Wednesday, October 01, 2025

'Silence Where Hope Was'

I’m coming to suspect that nothing is ever irretrievably lost to memory. The other night I dreamed of a schoolmate I hardly knew who died sixty years ago. His name was Randy Peck. He had a twin sister named Mandy. Their names invited jokes, of course, as did their Georgia accents in suburban Cleveland. They seemed better-dressed and a little more sophisticated than the rest of us. Both were tall, slender and attractive, with high foreheads and straight, light brown hair. Suddenly, it seemed, Randy died, and I remember nothing further about Mandy. Their images are fixed in memory, around 1966, like bugs in amber. 

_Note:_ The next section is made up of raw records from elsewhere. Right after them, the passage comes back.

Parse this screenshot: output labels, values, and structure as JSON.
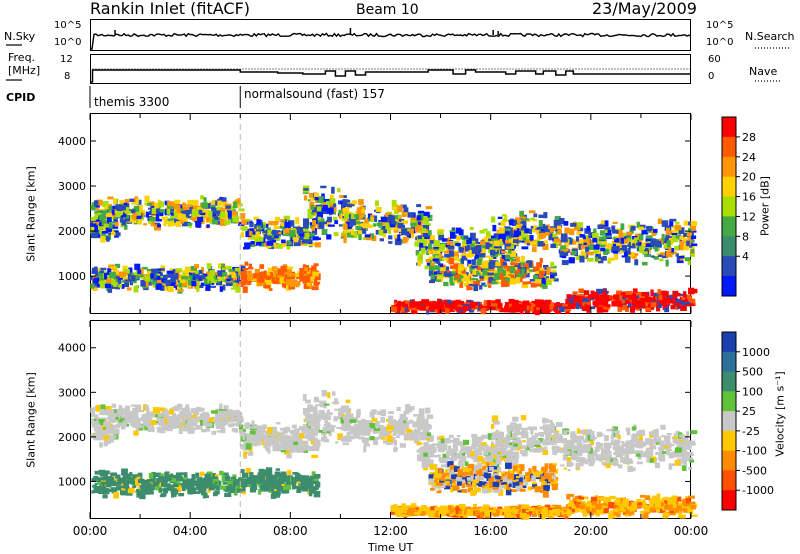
{
  "header": {
    "site": "Rankin Inlet (fitACF)",
    "beam": "Beam 10",
    "date": "23/May/2009"
  },
  "noise_panel": {
    "left_label": "N.Sky",
    "left_ticks": [
      "10^5",
      "10^0"
    ],
    "right_ticks": [
      "10^5",
      "10^0"
    ],
    "right_label": "N.Search"
  },
  "freq_panel": {
    "left_label_1": "Freq.",
    "left_label_2": "[MHz]",
    "left_ticks": [
      "12",
      "8"
    ],
    "right_ticks": [
      "60",
      "0"
    ],
    "right_label": "Nave"
  },
  "cpid": {
    "label": "CPID",
    "modes": [
      {
        "name": "themis 3300",
        "start_hour": 0
      },
      {
        "name": "normalsound (fast) 157",
        "start_hour": 6
      }
    ]
  },
  "chart_data": [
    {
      "type": "heatmap",
      "quantity": "power",
      "ylabel": "Slant Range [km]",
      "ylim": [
        180,
        4600
      ],
      "yticks": [
        1000,
        2000,
        3000,
        4000
      ],
      "xlabel": "Time UT",
      "xlim": [
        0,
        24
      ],
      "xticks": [
        "00:00",
        "04:00",
        "08:00",
        "12:00",
        "16:00",
        "20:00",
        "00:00"
      ],
      "colorbar": {
        "label": "Power [dB]",
        "ticks": [
          "28",
          "24",
          "20",
          "16",
          "12",
          "8",
          "4"
        ],
        "colors": [
          "#ff0000",
          "#ff5a00",
          "#ff9600",
          "#ffd200",
          "#aadd00",
          "#44aa44",
          "#3b8c6e",
          "#2a4ab8",
          "#0018ff"
        ]
      }
    },
    {
      "type": "heatmap",
      "quantity": "velocity",
      "ylabel": "Slant Range [km]",
      "ylim": [
        180,
        4600
      ],
      "yticks": [
        1000,
        2000,
        3000,
        4000
      ],
      "xlabel": "Time UT",
      "xlim": [
        0,
        24
      ],
      "xticks": [
        "00:00",
        "04:00",
        "08:00",
        "12:00",
        "16:00",
        "20:00",
        "00:00"
      ],
      "colorbar": {
        "label": "Velocity [m s⁻¹]",
        "ticks": [
          "1000",
          "500",
          "100",
          "25",
          "-25",
          "-100",
          "-500",
          "-1000"
        ],
        "colors": [
          "#1c3fb0",
          "#2e6f9a",
          "#3c8c6e",
          "#5fc33a",
          "#c8c8c8",
          "#ffc800",
          "#ff8c00",
          "#ff5000",
          "#ff0000"
        ]
      }
    }
  ]
}
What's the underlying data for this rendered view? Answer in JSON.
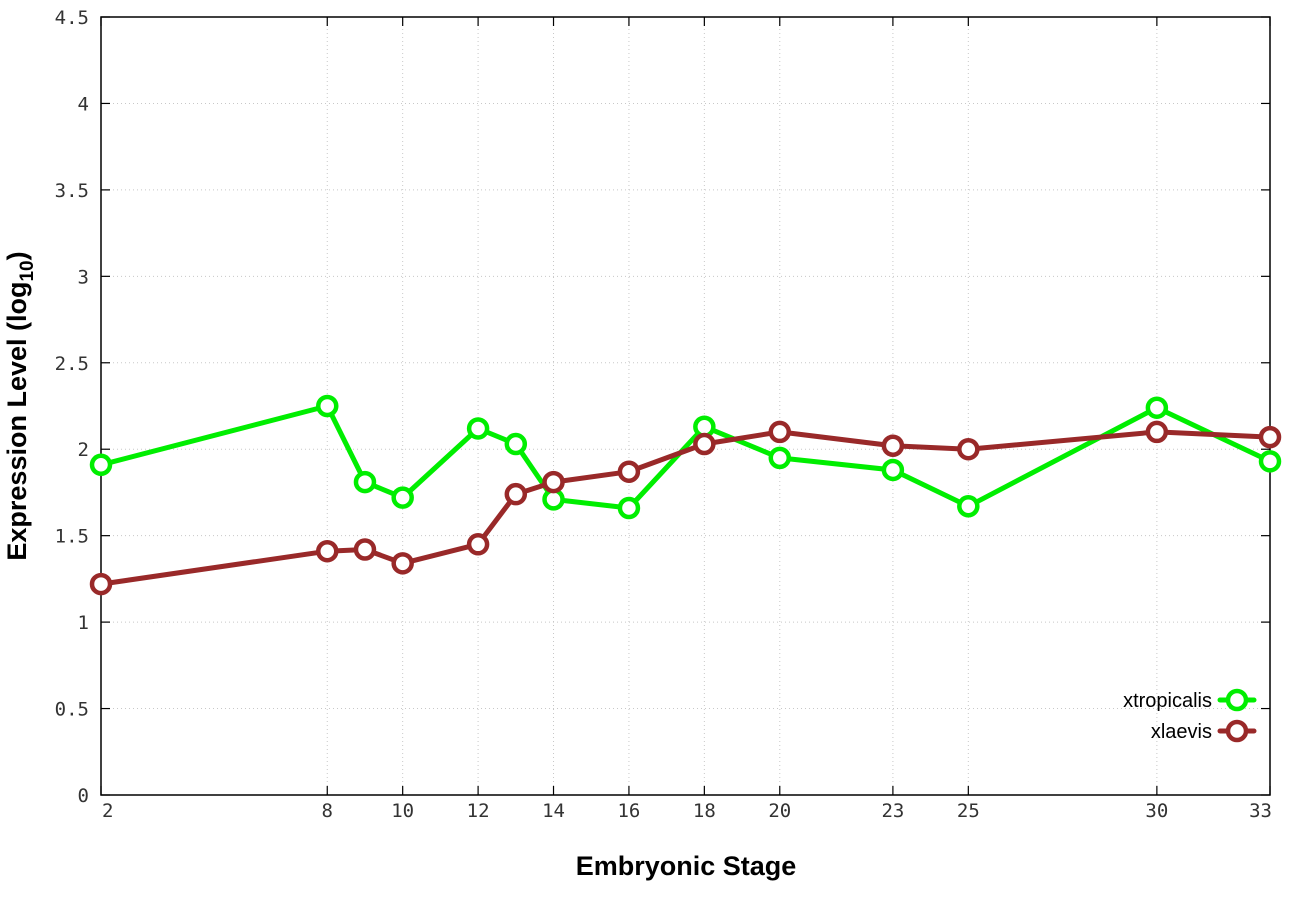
{
  "chart_data": {
    "type": "line",
    "title": "",
    "xlabel": "Embryonic Stage",
    "ylabel_main": "Expression Level (log",
    "ylabel_sub": "10",
    "ylabel_close": ")",
    "xlim": [
      2,
      33
    ],
    "ylim": [
      0,
      4.5
    ],
    "x_ticks": [
      2,
      8,
      10,
      12,
      14,
      16,
      18,
      20,
      23,
      25,
      30,
      33
    ],
    "y_ticks": [
      0,
      0.5,
      1,
      1.5,
      2,
      2.5,
      3,
      3.5,
      4,
      4.5
    ],
    "y_tick_labels": [
      "0",
      "0.5",
      "1",
      "1.5",
      "2",
      "2.5",
      "3",
      "3.5",
      "4",
      "4.5"
    ],
    "grid": true,
    "legend_position": "bottom-right",
    "series": [
      {
        "name": "xtropicalis",
        "color": "#00ee00",
        "x": [
          2,
          8,
          9,
          10,
          12,
          13,
          14,
          16,
          18,
          20,
          23,
          25,
          30,
          33
        ],
        "y": [
          1.91,
          2.25,
          1.81,
          1.72,
          2.12,
          2.03,
          1.71,
          1.66,
          2.13,
          1.95,
          1.88,
          1.67,
          2.24,
          1.93
        ]
      },
      {
        "name": "xlaevis",
        "color": "#992929",
        "x": [
          2,
          8,
          9,
          10,
          12,
          13,
          14,
          16,
          18,
          20,
          23,
          25,
          30,
          33
        ],
        "y": [
          1.22,
          1.41,
          1.42,
          1.34,
          1.45,
          1.74,
          1.81,
          1.87,
          2.03,
          2.1,
          2.02,
          2.0,
          2.1,
          2.07
        ]
      }
    ]
  }
}
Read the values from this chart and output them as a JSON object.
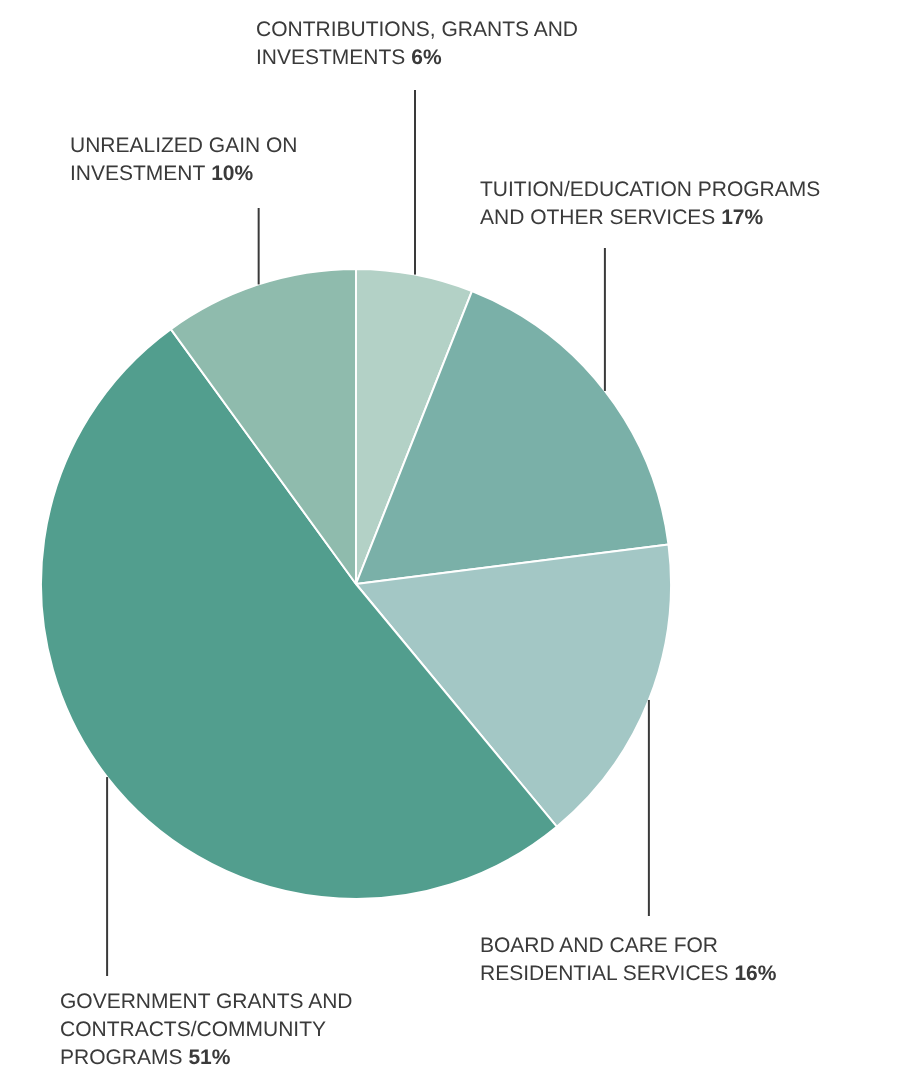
{
  "chart_data": {
    "type": "pie",
    "categories": [
      "CONTRIBUTIONS, GRANTS AND INVESTMENTS",
      "TUITION/EDUCATION PROGRAMS AND OTHER SERVICES",
      "BOARD AND CARE FOR RESIDENTIAL SERVICES",
      "GOVERNMENT GRANTS AND CONTRACTS/COMMUNITY PROGRAMS",
      "UNREALIZED GAIN ON INVESTMENT"
    ],
    "values": [
      6,
      17,
      16,
      51,
      10
    ],
    "value_labels": [
      "6%",
      "17%",
      "16%",
      "51%",
      "10%"
    ],
    "colors": [
      "#b3d1c6",
      "#7ab0a8",
      "#a3c7c5",
      "#529e8e",
      "#8fbbad"
    ]
  }
}
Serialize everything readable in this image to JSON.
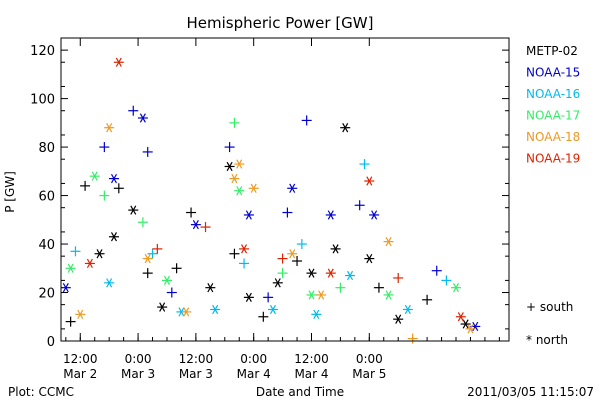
{
  "chart_data": {
    "type": "scatter",
    "title": "Hemispheric Power [GW]",
    "ylabel": "P [GW]",
    "xlabel": "Date and Time",
    "ylim": [
      0,
      125
    ],
    "yticks": [
      0,
      20,
      40,
      60,
      80,
      100,
      120
    ],
    "xlim": [
      "2011-03-02 08:00",
      "2011-03-06 05:00"
    ],
    "xticks": [
      {
        "time": "2011-03-02 12:00",
        "line1": "12:00",
        "line2": "Mar 2"
      },
      {
        "time": "2011-03-03 00:00",
        "line1": "0:00",
        "line2": "Mar 3"
      },
      {
        "time": "2011-03-03 12:00",
        "line1": "12:00",
        "line2": "Mar 3"
      },
      {
        "time": "2011-03-04 00:00",
        "line1": "0:00",
        "line2": "Mar 4"
      },
      {
        "time": "2011-03-04 12:00",
        "line1": "12:00",
        "line2": "Mar 4"
      },
      {
        "time": "2011-03-05 00:00",
        "line1": "0:00",
        "line2": "Mar 5"
      }
    ],
    "grid": false,
    "legend_position": "right",
    "marker_legend": [
      {
        "marker": "plus",
        "label": "+ south"
      },
      {
        "marker": "asterisk",
        "label": "* north"
      }
    ],
    "series": [
      {
        "name": "METP-02",
        "color": "#000000",
        "points": [
          {
            "x": "2011-03-02 10:00",
            "y": 8,
            "m": "plus"
          },
          {
            "x": "2011-03-02 13:00",
            "y": 64,
            "m": "plus"
          },
          {
            "x": "2011-03-02 16:00",
            "y": 36,
            "m": "asterisk"
          },
          {
            "x": "2011-03-02 19:00",
            "y": 43,
            "m": "asterisk"
          },
          {
            "x": "2011-03-02 20:00",
            "y": 63,
            "m": "plus"
          },
          {
            "x": "2011-03-02 23:00",
            "y": 54,
            "m": "asterisk"
          },
          {
            "x": "2011-03-03 02:00",
            "y": 28,
            "m": "plus"
          },
          {
            "x": "2011-03-03 05:00",
            "y": 14,
            "m": "asterisk"
          },
          {
            "x": "2011-03-03 08:00",
            "y": 30,
            "m": "plus"
          },
          {
            "x": "2011-03-03 11:00",
            "y": 53,
            "m": "plus"
          },
          {
            "x": "2011-03-03 15:00",
            "y": 22,
            "m": "asterisk"
          },
          {
            "x": "2011-03-03 19:00",
            "y": 72,
            "m": "asterisk"
          },
          {
            "x": "2011-03-03 20:00",
            "y": 36,
            "m": "plus"
          },
          {
            "x": "2011-03-03 23:00",
            "y": 18,
            "m": "asterisk"
          },
          {
            "x": "2011-03-04 02:00",
            "y": 10,
            "m": "plus"
          },
          {
            "x": "2011-03-04 05:00",
            "y": 24,
            "m": "asterisk"
          },
          {
            "x": "2011-03-04 09:00",
            "y": 33,
            "m": "plus"
          },
          {
            "x": "2011-03-04 12:00",
            "y": 28,
            "m": "asterisk"
          },
          {
            "x": "2011-03-04 17:00",
            "y": 38,
            "m": "asterisk"
          },
          {
            "x": "2011-03-04 19:00",
            "y": 88,
            "m": "asterisk"
          },
          {
            "x": "2011-03-05 00:00",
            "y": 34,
            "m": "asterisk"
          },
          {
            "x": "2011-03-05 02:00",
            "y": 22,
            "m": "plus"
          },
          {
            "x": "2011-03-05 06:00",
            "y": 9,
            "m": "asterisk"
          },
          {
            "x": "2011-03-05 12:00",
            "y": 17,
            "m": "plus"
          },
          {
            "x": "2011-03-05 20:00",
            "y": 7,
            "m": "asterisk"
          }
        ]
      },
      {
        "name": "NOAA-15",
        "color": "#0000cc",
        "points": [
          {
            "x": "2011-03-02 09:00",
            "y": 22,
            "m": "asterisk"
          },
          {
            "x": "2011-03-02 17:00",
            "y": 80,
            "m": "plus"
          },
          {
            "x": "2011-03-02 19:00",
            "y": 67,
            "m": "asterisk"
          },
          {
            "x": "2011-03-02 23:00",
            "y": 95,
            "m": "plus"
          },
          {
            "x": "2011-03-03 01:00",
            "y": 92,
            "m": "asterisk"
          },
          {
            "x": "2011-03-03 02:00",
            "y": 78,
            "m": "plus"
          },
          {
            "x": "2011-03-03 07:00",
            "y": 20,
            "m": "plus"
          },
          {
            "x": "2011-03-03 12:00",
            "y": 48,
            "m": "asterisk"
          },
          {
            "x": "2011-03-03 19:00",
            "y": 80,
            "m": "plus"
          },
          {
            "x": "2011-03-03 23:00",
            "y": 52,
            "m": "asterisk"
          },
          {
            "x": "2011-03-04 03:00",
            "y": 18,
            "m": "plus"
          },
          {
            "x": "2011-03-04 07:00",
            "y": 53,
            "m": "plus"
          },
          {
            "x": "2011-03-04 08:00",
            "y": 63,
            "m": "asterisk"
          },
          {
            "x": "2011-03-04 11:00",
            "y": 91,
            "m": "plus"
          },
          {
            "x": "2011-03-04 16:00",
            "y": 52,
            "m": "asterisk"
          },
          {
            "x": "2011-03-04 22:00",
            "y": 56,
            "m": "plus"
          },
          {
            "x": "2011-03-05 01:00",
            "y": 52,
            "m": "asterisk"
          },
          {
            "x": "2011-03-05 14:00",
            "y": 29,
            "m": "plus"
          },
          {
            "x": "2011-03-05 22:00",
            "y": 6,
            "m": "asterisk"
          }
        ]
      },
      {
        "name": "NOAA-16",
        "color": "#00bbee",
        "points": [
          {
            "x": "2011-03-02 11:00",
            "y": 37,
            "m": "plus"
          },
          {
            "x": "2011-03-02 18:00",
            "y": 24,
            "m": "asterisk"
          },
          {
            "x": "2011-03-03 03:00",
            "y": 36,
            "m": "plus"
          },
          {
            "x": "2011-03-03 09:00",
            "y": 12,
            "m": "asterisk"
          },
          {
            "x": "2011-03-03 16:00",
            "y": 13,
            "m": "asterisk"
          },
          {
            "x": "2011-03-03 22:00",
            "y": 32,
            "m": "plus"
          },
          {
            "x": "2011-03-04 04:00",
            "y": 13,
            "m": "asterisk"
          },
          {
            "x": "2011-03-04 10:00",
            "y": 40,
            "m": "plus"
          },
          {
            "x": "2011-03-04 13:00",
            "y": 11,
            "m": "asterisk"
          },
          {
            "x": "2011-03-04 20:00",
            "y": 27,
            "m": "asterisk"
          },
          {
            "x": "2011-03-04 23:00",
            "y": 73,
            "m": "plus"
          },
          {
            "x": "2011-03-05 08:00",
            "y": 13,
            "m": "asterisk"
          },
          {
            "x": "2011-03-05 16:00",
            "y": 25,
            "m": "plus"
          }
        ]
      },
      {
        "name": "NOAA-17",
        "color": "#33ee66",
        "points": [
          {
            "x": "2011-03-02 10:00",
            "y": 30,
            "m": "asterisk"
          },
          {
            "x": "2011-03-02 15:00",
            "y": 68,
            "m": "asterisk"
          },
          {
            "x": "2011-03-02 17:00",
            "y": 60,
            "m": "plus"
          },
          {
            "x": "2011-03-03 01:00",
            "y": 49,
            "m": "plus"
          },
          {
            "x": "2011-03-03 06:00",
            "y": 25,
            "m": "asterisk"
          },
          {
            "x": "2011-03-03 20:00",
            "y": 90,
            "m": "plus"
          },
          {
            "x": "2011-03-03 21:00",
            "y": 62,
            "m": "asterisk"
          },
          {
            "x": "2011-03-04 06:00",
            "y": 28,
            "m": "plus"
          },
          {
            "x": "2011-03-04 12:00",
            "y": 19,
            "m": "asterisk"
          },
          {
            "x": "2011-03-04 18:00",
            "y": 22,
            "m": "plus"
          },
          {
            "x": "2011-03-05 04:00",
            "y": 19,
            "m": "asterisk"
          },
          {
            "x": "2011-03-05 18:00",
            "y": 22,
            "m": "asterisk"
          }
        ]
      },
      {
        "name": "NOAA-18",
        "color": "#ee9922",
        "points": [
          {
            "x": "2011-03-02 12:00",
            "y": 11,
            "m": "asterisk"
          },
          {
            "x": "2011-03-02 18:00",
            "y": 88,
            "m": "asterisk"
          },
          {
            "x": "2011-03-03 02:00",
            "y": 34,
            "m": "asterisk"
          },
          {
            "x": "2011-03-03 10:00",
            "y": 12,
            "m": "asterisk"
          },
          {
            "x": "2011-03-03 20:00",
            "y": 67,
            "m": "asterisk"
          },
          {
            "x": "2011-03-03 21:00",
            "y": 73,
            "m": "asterisk"
          },
          {
            "x": "2011-03-04 00:00",
            "y": 63,
            "m": "asterisk"
          },
          {
            "x": "2011-03-04 08:00",
            "y": 36,
            "m": "asterisk"
          },
          {
            "x": "2011-03-04 14:00",
            "y": 19,
            "m": "asterisk"
          },
          {
            "x": "2011-03-05 04:00",
            "y": 41,
            "m": "asterisk"
          },
          {
            "x": "2011-03-05 09:00",
            "y": 1,
            "m": "plus"
          },
          {
            "x": "2011-03-05 21:00",
            "y": 5,
            "m": "asterisk"
          }
        ]
      },
      {
        "name": "NOAA-19",
        "color": "#dd2200",
        "points": [
          {
            "x": "2011-03-02 14:00",
            "y": 32,
            "m": "asterisk"
          },
          {
            "x": "2011-03-02 20:00",
            "y": 115,
            "m": "asterisk"
          },
          {
            "x": "2011-03-03 04:00",
            "y": 38,
            "m": "plus"
          },
          {
            "x": "2011-03-03 14:00",
            "y": 47,
            "m": "plus"
          },
          {
            "x": "2011-03-03 22:00",
            "y": 38,
            "m": "asterisk"
          },
          {
            "x": "2011-03-04 06:00",
            "y": 34,
            "m": "plus"
          },
          {
            "x": "2011-03-04 16:00",
            "y": 28,
            "m": "asterisk"
          },
          {
            "x": "2011-03-05 00:00",
            "y": 66,
            "m": "asterisk"
          },
          {
            "x": "2011-03-05 06:00",
            "y": 26,
            "m": "plus"
          },
          {
            "x": "2011-03-05 19:00",
            "y": 10,
            "m": "asterisk"
          }
        ]
      }
    ]
  },
  "footer": {
    "credit": "Plot: CCMC",
    "timestamp": "2011/03/05 11:15:07"
  }
}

I remember the names of other contemporaries who died when we were kids, and I would recognize them if they walked into the room. Back then it never occurred to me to consider the impact their deaths must have had on their families. For me, their disappearances were more interesting than anything else. They were a novelty, a rare childhood convergence with death. I don’t think I reflected at the time that I, too, was mortal. I wasn’t that contemplative a kid.

 

Walter de la Mare is the poet laureate of childhood, usually without sentimentalizing that time of life. Often, he projects himself into children, and thus comes to understand their fears as well as their joys. Here is “Autumn” (Poems, 1906);

 

“There is wind where the rose was;

Cold rain where sweet grass was;

And clouds like sheep

Stream o'er the steep

Grey skies where the lark was.

 

“Nought gold where your hair was;

Nought warm where your hand was;

But phantom, forlorn,

Beneath the thorn,

Your ghost where your face was.

 

“Sad winds where your voice was;

Tears, tears where my heart was;

And ever with me,

Child, ever with me,

Silence where hope was.”

 

As he often does, de la Mare is writing about an absence. Not until the second stanza does he write “Your ghost where your face was.” Six lines end in the past tense -- “was.” The poet may be remembering a real child or perhaps he writes of childhood itself. His final line is heartbreaking.